The faculty in the master's program proved to be great guides for Hankins. History professor Rob Citino, now at the National World War II Museum in New Orleans, taught him to be an effective teacher, researcher and author. Christopher Fuhrmann, associate professor of history, advised him how to submit articles and what conferences to attend.

Hankins had considered ancient history his specialty, but he says, "I think I was secretly hoping I could study airplanes. Can I really do this? Is this really an academic thing?"

In fact, he could. After UNT, he earned his doctorate from Kansas State University in 2018, and saw an opening at the Smithsonian, but he didn't think he was qualified for the position. At a conference, another curator told him, "Go upstairs right now and fill out your application."

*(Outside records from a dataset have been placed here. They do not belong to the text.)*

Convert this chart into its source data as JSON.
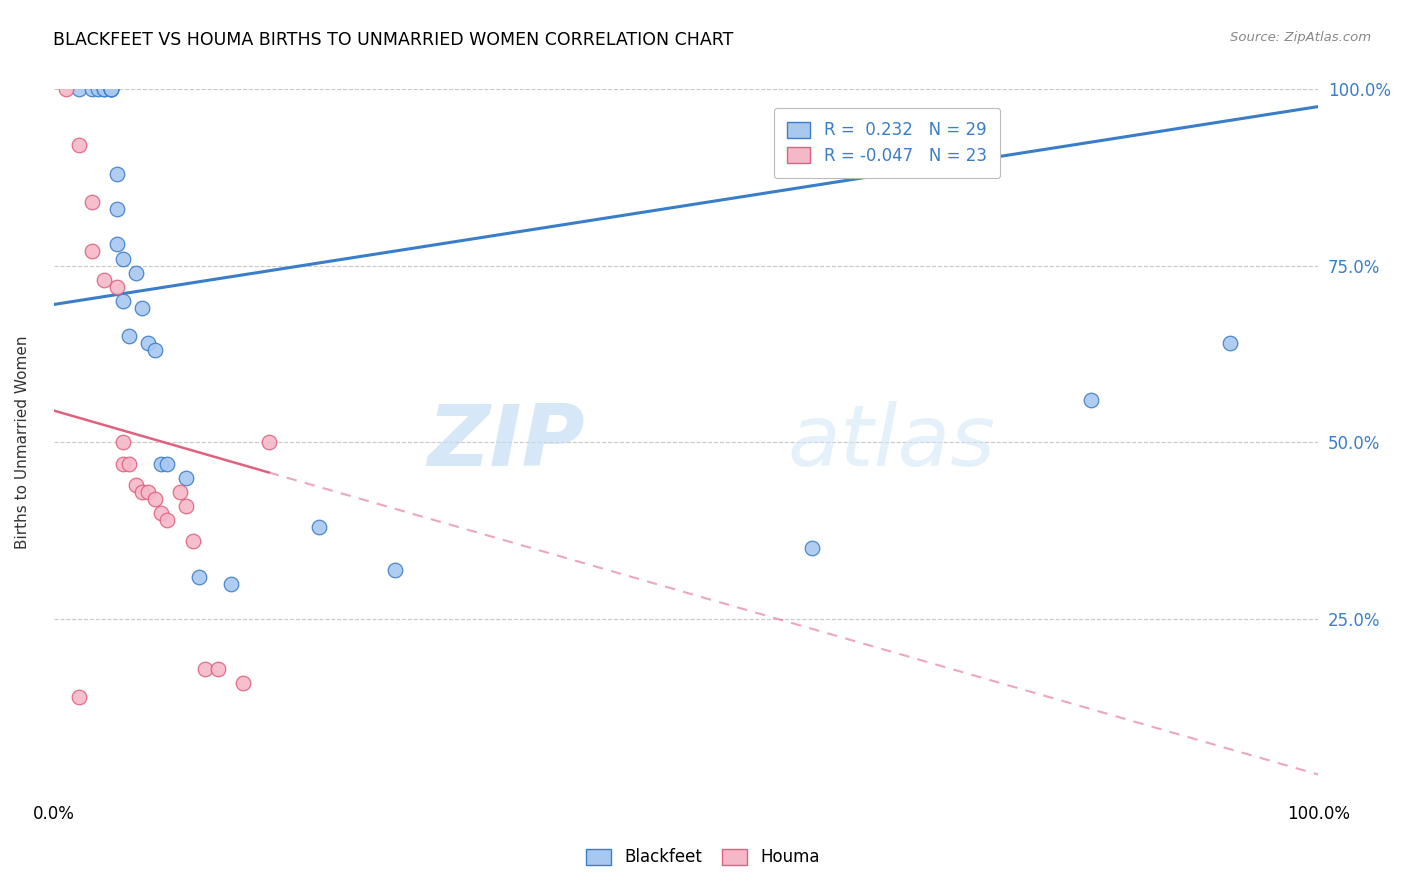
{
  "title": "BLACKFEET VS HOUMA BIRTHS TO UNMARRIED WOMEN CORRELATION CHART",
  "source": "Source: ZipAtlas.com",
  "ylabel": "Births to Unmarried Women",
  "legend_r_blackfeet": "0.232",
  "legend_n_blackfeet": "29",
  "legend_r_houma": "-0.047",
  "legend_n_houma": "23",
  "legend_label_blackfeet": "Blackfeet",
  "legend_label_houma": "Houma",
  "xlim": [
    0.0,
    1.0
  ],
  "ylim": [
    0.0,
    1.0
  ],
  "yticks": [
    0.0,
    0.25,
    0.5,
    0.75,
    1.0
  ],
  "ytick_labels": [
    "",
    "25.0%",
    "50.0%",
    "75.0%",
    "100.0%"
  ],
  "xticks": [
    0.0,
    0.1,
    0.2,
    0.3,
    0.4,
    0.5,
    0.6,
    0.7,
    0.8,
    0.9,
    1.0
  ],
  "xtick_labels": [
    "0.0%",
    "",
    "",
    "",
    "",
    "",
    "",
    "",
    "",
    "",
    "100.0%"
  ],
  "color_blackfeet": "#A8C8F0",
  "color_houma": "#F5B8C8",
  "line_color_blackfeet": "#3A7EC8",
  "line_color_houma": "#E06080",
  "watermark_zip": "ZIP",
  "watermark_atlas": "atlas",
  "blackfeet_x": [
    0.02,
    0.03,
    0.035,
    0.04,
    0.04,
    0.045,
    0.045,
    0.045,
    0.045,
    0.05,
    0.05,
    0.05,
    0.055,
    0.055,
    0.06,
    0.065,
    0.07,
    0.075,
    0.08,
    0.085,
    0.09,
    0.105,
    0.115,
    0.14,
    0.21,
    0.27,
    0.6,
    0.82,
    0.93
  ],
  "blackfeet_y": [
    1.0,
    1.0,
    1.0,
    1.0,
    1.0,
    1.0,
    1.0,
    1.0,
    1.0,
    0.88,
    0.83,
    0.78,
    0.76,
    0.7,
    0.65,
    0.74,
    0.69,
    0.64,
    0.63,
    0.47,
    0.47,
    0.45,
    0.31,
    0.3,
    0.38,
    0.32,
    0.35,
    0.56,
    0.64
  ],
  "houma_x": [
    0.01,
    0.02,
    0.02,
    0.03,
    0.03,
    0.04,
    0.05,
    0.055,
    0.055,
    0.06,
    0.065,
    0.07,
    0.075,
    0.08,
    0.085,
    0.09,
    0.1,
    0.105,
    0.11,
    0.12,
    0.13,
    0.15,
    0.17
  ],
  "houma_y": [
    1.0,
    0.92,
    0.14,
    0.84,
    0.77,
    0.73,
    0.72,
    0.5,
    0.47,
    0.47,
    0.44,
    0.43,
    0.43,
    0.42,
    0.4,
    0.39,
    0.43,
    0.41,
    0.36,
    0.18,
    0.18,
    0.16,
    0.5
  ],
  "line_bf_x0": 0.0,
  "line_bf_y0": 0.695,
  "line_bf_x1": 1.0,
  "line_bf_y1": 0.975,
  "line_h_x0": 0.0,
  "line_h_y0": 0.545,
  "line_h_x1": 1.0,
  "line_h_y1": 0.03
}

He applied for the job that night. And the rest is history.

Humanity's Achievement

As curator, Hankins serves as caretaker for the Air Force, Navy and Marine Corps post-WWII fixed wing aircraft -- making sure they are taken care of properly, answering questions from the public and giving tours.

"I love standing in the floor of the museum and watching other people interacting with our artifacts," he says. "You see their face change and become very excited."

The Smithsonian is undergoing extensive renovations, and he is helping to design the new galleries and determining which airplanes will be featured. The work can be intense, with a constant stream of requests that require research -- as well as balancing different viewpoints.

"That can be a challenge, but it's cool when it comes together," he says.

He continues to conduct research. In his book Flying Camelot, he explores the culture behind fighter pilots from the 1970s and 1980s and how they inspired the design of the F-15 and F-16 airplanes.

"It's almost a biography of an idea," Hankins says. "It's how the cultural mindset of that time influenced the airplane technology."

That type of community is essential in the history of aviation and the world.

"Whether it's Jackie Cochran becoming the first woman to break the sound barrier, Neil Armstrong landing on the moon or the Tuskegee Airmen African American fighter pilots of World War II, these stories show us what humanity is capable of achieving if we dedicate ourselves and work together," he says. "And the more we explore that history, the more we see that our history isn't usually about individuals -- it's about communities supporting each other, collaborating, compromising and achieving something amazing together. History is important because it shows us the range of possibilities of human existence."